River salinisation an urgent ecological issue
"Salinisation threatens the health of rivers and the ecosystem services that humans derive from them. Our study shows that the increasing salt levels in freshwater river systems are causing severe biodiversity losses and may make it easier for alien and exotic species to get a foothold in these ecosystems," Dr Kefford said.
"In low salinity rivers there is a much greater diversity of species, with each site having a different set of species, but as salinity increases the same limited set of species get found at all sites. Eventually if salinity increases enough the number of species at a site decreases."
"High salinity levels are particularly detrimental to key groups of freshwater invertebrates the mayflies, stoneflies and caddisflies which are critical in the recycling of terrestrial vegetation like leaves that fall into streams and providing food for fish and birds ."
Dr Kefford said that there were a variety of factors causing the worsening of human induced river salinisation but that in Australia the main causes were dryland and irrigation agriculture and mining.

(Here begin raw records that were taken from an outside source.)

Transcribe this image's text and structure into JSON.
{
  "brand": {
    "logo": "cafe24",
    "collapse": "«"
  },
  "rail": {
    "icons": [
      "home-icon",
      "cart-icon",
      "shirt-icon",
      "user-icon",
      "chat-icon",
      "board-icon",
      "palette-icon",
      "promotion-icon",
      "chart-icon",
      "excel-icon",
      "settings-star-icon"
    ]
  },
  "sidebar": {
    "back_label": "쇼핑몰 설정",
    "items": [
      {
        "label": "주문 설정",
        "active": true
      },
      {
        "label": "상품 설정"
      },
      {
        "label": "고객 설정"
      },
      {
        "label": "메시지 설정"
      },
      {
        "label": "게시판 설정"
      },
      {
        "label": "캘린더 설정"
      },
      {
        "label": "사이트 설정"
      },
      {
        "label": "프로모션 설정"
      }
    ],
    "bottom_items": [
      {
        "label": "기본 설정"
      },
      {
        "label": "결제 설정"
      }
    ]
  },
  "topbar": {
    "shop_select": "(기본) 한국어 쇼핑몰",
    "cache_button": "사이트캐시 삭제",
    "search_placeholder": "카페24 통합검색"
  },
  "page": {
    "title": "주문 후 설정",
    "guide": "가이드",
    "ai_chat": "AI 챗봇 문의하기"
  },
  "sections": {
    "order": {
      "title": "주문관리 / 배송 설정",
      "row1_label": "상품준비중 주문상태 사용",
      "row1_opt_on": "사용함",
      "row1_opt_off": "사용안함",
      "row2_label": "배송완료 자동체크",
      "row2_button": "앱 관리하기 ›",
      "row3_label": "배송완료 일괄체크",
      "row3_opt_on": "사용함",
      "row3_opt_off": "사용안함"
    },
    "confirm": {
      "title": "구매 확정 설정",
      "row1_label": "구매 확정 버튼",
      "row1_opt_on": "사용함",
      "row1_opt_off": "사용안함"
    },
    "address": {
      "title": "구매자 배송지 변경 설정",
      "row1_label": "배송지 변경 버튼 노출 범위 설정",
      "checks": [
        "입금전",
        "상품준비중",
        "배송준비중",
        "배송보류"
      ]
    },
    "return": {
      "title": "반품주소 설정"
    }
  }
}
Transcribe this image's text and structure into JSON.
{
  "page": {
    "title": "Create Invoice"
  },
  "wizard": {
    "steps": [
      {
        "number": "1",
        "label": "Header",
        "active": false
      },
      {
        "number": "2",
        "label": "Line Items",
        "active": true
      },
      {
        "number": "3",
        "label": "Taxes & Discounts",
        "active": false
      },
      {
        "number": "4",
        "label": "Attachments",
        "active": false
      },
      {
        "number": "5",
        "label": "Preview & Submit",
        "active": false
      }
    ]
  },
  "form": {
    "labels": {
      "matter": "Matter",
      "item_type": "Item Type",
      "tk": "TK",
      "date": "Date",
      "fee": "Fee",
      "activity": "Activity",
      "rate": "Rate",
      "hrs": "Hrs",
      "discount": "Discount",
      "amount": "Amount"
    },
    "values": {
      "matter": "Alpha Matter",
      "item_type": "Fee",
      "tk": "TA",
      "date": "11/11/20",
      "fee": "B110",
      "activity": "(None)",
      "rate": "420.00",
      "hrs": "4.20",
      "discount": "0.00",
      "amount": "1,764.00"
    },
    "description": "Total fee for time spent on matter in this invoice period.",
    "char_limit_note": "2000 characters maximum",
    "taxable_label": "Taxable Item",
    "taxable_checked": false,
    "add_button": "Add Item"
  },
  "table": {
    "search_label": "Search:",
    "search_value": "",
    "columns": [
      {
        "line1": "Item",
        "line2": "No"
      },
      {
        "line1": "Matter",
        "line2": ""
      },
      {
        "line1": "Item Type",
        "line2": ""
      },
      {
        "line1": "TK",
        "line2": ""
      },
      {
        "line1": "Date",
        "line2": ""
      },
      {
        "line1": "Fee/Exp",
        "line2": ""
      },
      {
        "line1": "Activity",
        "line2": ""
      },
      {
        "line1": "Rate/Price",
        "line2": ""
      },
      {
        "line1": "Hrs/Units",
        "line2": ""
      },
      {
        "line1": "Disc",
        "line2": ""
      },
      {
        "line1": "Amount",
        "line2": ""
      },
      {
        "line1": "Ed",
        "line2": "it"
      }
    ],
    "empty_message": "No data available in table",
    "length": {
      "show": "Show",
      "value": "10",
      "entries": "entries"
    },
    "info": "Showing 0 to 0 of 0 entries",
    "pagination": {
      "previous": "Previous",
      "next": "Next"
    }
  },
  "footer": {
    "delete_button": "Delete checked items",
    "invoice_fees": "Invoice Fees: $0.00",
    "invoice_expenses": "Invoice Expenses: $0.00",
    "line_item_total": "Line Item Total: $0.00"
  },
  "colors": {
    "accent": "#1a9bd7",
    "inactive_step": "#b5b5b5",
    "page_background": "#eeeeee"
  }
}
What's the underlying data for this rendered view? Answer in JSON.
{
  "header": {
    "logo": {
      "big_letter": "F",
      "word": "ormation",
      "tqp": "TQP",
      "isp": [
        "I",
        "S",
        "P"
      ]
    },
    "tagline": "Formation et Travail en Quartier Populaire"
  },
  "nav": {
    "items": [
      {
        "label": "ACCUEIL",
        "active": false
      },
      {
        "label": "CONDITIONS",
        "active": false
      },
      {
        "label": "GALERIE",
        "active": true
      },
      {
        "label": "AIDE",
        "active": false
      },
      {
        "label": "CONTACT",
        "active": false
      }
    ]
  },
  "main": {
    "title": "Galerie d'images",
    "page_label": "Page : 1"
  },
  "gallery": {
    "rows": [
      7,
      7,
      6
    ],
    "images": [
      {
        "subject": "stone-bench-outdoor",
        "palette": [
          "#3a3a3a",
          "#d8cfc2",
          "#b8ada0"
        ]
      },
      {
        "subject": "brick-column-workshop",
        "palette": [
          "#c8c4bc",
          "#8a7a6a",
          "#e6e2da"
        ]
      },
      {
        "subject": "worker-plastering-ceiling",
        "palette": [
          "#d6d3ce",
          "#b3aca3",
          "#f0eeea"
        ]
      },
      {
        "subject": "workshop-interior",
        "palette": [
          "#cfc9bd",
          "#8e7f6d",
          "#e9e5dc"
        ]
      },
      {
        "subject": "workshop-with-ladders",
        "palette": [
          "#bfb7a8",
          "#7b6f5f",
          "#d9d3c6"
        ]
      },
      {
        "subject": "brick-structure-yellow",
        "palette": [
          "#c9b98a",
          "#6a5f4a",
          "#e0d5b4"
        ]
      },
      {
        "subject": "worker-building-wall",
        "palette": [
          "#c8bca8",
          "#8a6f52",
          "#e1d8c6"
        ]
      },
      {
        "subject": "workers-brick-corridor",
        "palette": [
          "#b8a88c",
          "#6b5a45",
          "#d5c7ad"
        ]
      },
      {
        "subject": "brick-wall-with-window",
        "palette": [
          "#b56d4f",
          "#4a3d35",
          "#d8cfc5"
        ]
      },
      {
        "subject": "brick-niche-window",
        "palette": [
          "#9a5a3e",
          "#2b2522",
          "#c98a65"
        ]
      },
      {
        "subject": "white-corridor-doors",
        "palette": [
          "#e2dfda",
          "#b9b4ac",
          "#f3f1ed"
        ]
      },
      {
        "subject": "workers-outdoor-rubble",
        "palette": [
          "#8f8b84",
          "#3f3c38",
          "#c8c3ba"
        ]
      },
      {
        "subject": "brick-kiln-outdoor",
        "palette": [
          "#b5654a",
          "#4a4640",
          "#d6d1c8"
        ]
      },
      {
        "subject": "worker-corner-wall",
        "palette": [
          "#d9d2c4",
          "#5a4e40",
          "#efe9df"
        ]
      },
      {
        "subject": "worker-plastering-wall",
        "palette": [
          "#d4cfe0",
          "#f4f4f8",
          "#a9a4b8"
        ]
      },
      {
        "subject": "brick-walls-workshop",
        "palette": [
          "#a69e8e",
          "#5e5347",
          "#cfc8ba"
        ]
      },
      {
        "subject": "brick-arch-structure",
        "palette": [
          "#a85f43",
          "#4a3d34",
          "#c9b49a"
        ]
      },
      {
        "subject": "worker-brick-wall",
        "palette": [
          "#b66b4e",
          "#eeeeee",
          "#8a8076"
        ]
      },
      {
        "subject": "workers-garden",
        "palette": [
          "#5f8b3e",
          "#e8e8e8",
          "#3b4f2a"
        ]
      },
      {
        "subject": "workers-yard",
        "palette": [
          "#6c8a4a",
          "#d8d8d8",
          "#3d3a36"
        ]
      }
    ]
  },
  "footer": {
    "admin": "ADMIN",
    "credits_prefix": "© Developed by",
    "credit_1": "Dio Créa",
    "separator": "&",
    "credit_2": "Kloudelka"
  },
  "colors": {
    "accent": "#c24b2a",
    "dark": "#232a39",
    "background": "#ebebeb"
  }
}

"Despite being out of the political spotlight salinization has not gone away in Australia and is still one of our most serious environmental problems. An emerging threat is the extraction of coal seam gas in Australia which threatens to be a huge source of salts," he said.
The review, published in Environmental Pollution, highlighted that unlike Australia, where there are water quality guidelines (ANZECC 1992) for salt, in Europe salinity hasn't been perceived as a major problem and no such quality standards (EQS) exist.
The researchers concluded that in the context of global warming and increasing human demand for water for consumption, agriculture and industry, that areas affected by river salinization will increase with potentially huge environmental and economic costs.